Né le 26 novembre 1938 à Ziguinchor, Famara Ibrahima Sagna a fait sa scolarité primaire dans sa ville natale, avant d’aller poursuivre ses études secondaires et supérieures à Dakar et à Paris, notamment à l’Institut des hautes études d’outre-mer (nom donné par la France à l’ancienne École nationale de la France d’outre-mer, à partir de 1958), section « Administration Générale », promotion « Charles de Gaulle » du 15 juin 1961. De retour au Sénégal, il occupa, aussitôt, en tant qu’administrateur civil, d’éminentes responsabilités sous Me Valdiodio Ndiaye, alors ministre de l’Intérieur.

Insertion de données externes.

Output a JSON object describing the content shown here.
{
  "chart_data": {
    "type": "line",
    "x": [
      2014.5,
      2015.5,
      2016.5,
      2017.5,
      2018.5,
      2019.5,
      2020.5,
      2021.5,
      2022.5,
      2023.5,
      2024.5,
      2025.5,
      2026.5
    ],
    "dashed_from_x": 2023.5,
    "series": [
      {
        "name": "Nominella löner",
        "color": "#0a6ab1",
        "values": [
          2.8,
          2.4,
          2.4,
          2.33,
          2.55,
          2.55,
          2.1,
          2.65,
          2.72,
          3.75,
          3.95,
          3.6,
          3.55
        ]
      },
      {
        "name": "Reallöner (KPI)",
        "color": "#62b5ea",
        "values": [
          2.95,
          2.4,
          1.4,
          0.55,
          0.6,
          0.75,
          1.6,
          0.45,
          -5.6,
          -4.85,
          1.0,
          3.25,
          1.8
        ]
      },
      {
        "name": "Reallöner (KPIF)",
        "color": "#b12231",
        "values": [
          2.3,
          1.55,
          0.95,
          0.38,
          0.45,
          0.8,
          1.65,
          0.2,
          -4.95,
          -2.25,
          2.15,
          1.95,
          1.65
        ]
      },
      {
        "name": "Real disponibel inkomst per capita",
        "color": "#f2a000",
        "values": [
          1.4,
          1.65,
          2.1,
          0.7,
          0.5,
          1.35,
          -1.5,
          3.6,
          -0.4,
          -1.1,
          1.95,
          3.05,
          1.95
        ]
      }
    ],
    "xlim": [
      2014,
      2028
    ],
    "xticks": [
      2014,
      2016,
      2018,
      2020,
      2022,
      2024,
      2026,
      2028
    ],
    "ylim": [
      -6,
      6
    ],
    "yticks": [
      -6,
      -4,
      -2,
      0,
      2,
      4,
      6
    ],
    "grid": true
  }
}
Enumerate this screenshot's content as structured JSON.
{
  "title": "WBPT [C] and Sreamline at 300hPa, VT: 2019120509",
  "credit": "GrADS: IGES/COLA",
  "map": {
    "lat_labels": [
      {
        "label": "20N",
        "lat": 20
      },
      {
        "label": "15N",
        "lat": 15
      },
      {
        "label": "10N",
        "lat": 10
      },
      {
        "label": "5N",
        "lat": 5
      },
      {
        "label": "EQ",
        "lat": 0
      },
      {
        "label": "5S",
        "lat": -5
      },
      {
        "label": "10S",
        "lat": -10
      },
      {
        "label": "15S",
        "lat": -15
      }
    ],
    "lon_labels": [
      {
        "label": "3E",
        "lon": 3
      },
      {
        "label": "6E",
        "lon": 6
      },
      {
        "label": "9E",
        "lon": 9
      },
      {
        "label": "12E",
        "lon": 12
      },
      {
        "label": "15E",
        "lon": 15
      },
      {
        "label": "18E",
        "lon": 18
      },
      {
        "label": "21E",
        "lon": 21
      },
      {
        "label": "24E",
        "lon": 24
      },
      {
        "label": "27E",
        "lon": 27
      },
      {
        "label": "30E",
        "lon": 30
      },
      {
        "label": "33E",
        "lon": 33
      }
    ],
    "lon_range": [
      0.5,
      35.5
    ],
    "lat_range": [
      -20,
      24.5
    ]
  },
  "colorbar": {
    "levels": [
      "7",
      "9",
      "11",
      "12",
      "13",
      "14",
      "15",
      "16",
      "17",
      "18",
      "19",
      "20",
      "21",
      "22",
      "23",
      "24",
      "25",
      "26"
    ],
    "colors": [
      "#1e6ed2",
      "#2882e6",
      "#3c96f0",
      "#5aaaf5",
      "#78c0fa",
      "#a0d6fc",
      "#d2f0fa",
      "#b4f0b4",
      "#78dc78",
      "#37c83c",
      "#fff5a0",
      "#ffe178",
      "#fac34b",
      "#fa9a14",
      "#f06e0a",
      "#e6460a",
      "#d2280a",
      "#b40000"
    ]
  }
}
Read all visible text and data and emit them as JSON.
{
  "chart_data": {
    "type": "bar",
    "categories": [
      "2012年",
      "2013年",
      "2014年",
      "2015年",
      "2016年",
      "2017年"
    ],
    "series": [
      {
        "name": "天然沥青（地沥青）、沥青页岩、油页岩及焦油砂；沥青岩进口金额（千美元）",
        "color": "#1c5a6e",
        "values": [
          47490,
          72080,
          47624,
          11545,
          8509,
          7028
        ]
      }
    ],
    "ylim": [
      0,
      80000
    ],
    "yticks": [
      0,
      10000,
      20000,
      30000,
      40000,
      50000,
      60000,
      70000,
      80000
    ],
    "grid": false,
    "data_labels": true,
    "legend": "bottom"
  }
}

Il débuta sa carrière à la direction des Affaires politiques et administratives comme administrateur mis à la disposition du Directeur. Il y occupa plusieurs postes : chef de Bureau de la police des associations, des débits de boissons, des jeux et des secours ; chef de service de l’Administration générale (actuelle Direction de l’administration territoriale) et Directeur adjoint. Premier Sénégalais à occuper le fauteuil de directeur de la Protection civile en juillet 1963, il effectua une formation accélérée à l’École nationale de la protection civile à Nainville-les-Roches (France) et une mission d’information auprès de son homologue français de l’époque.

Famara Ibrahima Sagna quittera le ministère de l’Intérieur, que dirigea plus tard Abdoulaye Fofana, pour rejoindre celui de l’Enseignement technique, professionnel et de la Formation des cadres dirigé par Émile Badiane. Il devint directeur de cabinet. Plus tard, il sera muté au ministère des Finances, que dirigeait un certain Jean Collin, comme adjoint au directeur du Mouvement général des fonds. Ainsi répondait-il à son ambition de se reconvertir à l’économie et aux finances. En effet, le juriste de formation (droit public) au départ est devenu, après une formation post-universitaire en France et aux Etats-Unis, analyste financier.

Devenu ministre de l’Intérieur en 1990, il démissionna du Parti Socialiste (PS) pour maintenir l’équilibre de la balance entre toutes les formations politiques. Il facilitera la réconciliation nationale post-« événements de 88 » grâce à cette démission portée à la connaissance des partis et de l’opinion.

Froid avec Habib Thiam 

Nommé le 7 avril 1991 ministre de l’Économie, des Finances et du Plan, il adressa une lettre au Président Abdou Diouf, le 30 novembre 1992, pour lui faire connaître sa décision d’arrêter sa participation au gouvernement si, en cas de victoire aux élections de 1993, Habib Thiam, avec qui il était en froid, devait être maintenu au poste de Premier ministre.

Baron du Ps qu’il a intégré en janvier 1984, à la demande du secrétaire général de l’époque, Abdou Diouf, à la suite du Congrès extraordinaire des 20, 21 et 24 janvier 1984, il devint, automatiquement, le secrétaire national du Bureau politique du parti chargé des Affaires économiques et président de la commission des Affaires économiques et financières du Comité central. Le dialogue fructueux entre le pouvoir et l’opposition ainsi que la médiation réussie entre Abdoulaye Wade et Abdou Diouf, qui ont abouti à la formation d’un gouvernement de majorité présidentielle élargie le 7 avril 1991, portent son empreinte.

Après les élections (présidentielle et législatives) de 1993, Abdou Diouf décida de maintenir son ami de longue date Habib Thiam comme Premier ministre. Famara Ibrahima Sagna, fidèle à ses exigences, n’hésita pas une seconde à quitter le gouvernement pour… « convenance personnelle ». Mais des négociations amicales avec Abdou Diouf aboutirent à une proposition de nomination comme président du Conseil économique et social. Famara Ibrahima Sagna accepta le poste. Nommé le 2 juin 1993, il devint la quatrième personnalité de l’État.

Vingt-six ans plus tard, ce père de cinq enfants n’occupe plus le même rang, mais son influence reste intacte à défaut d’avoir décuplé.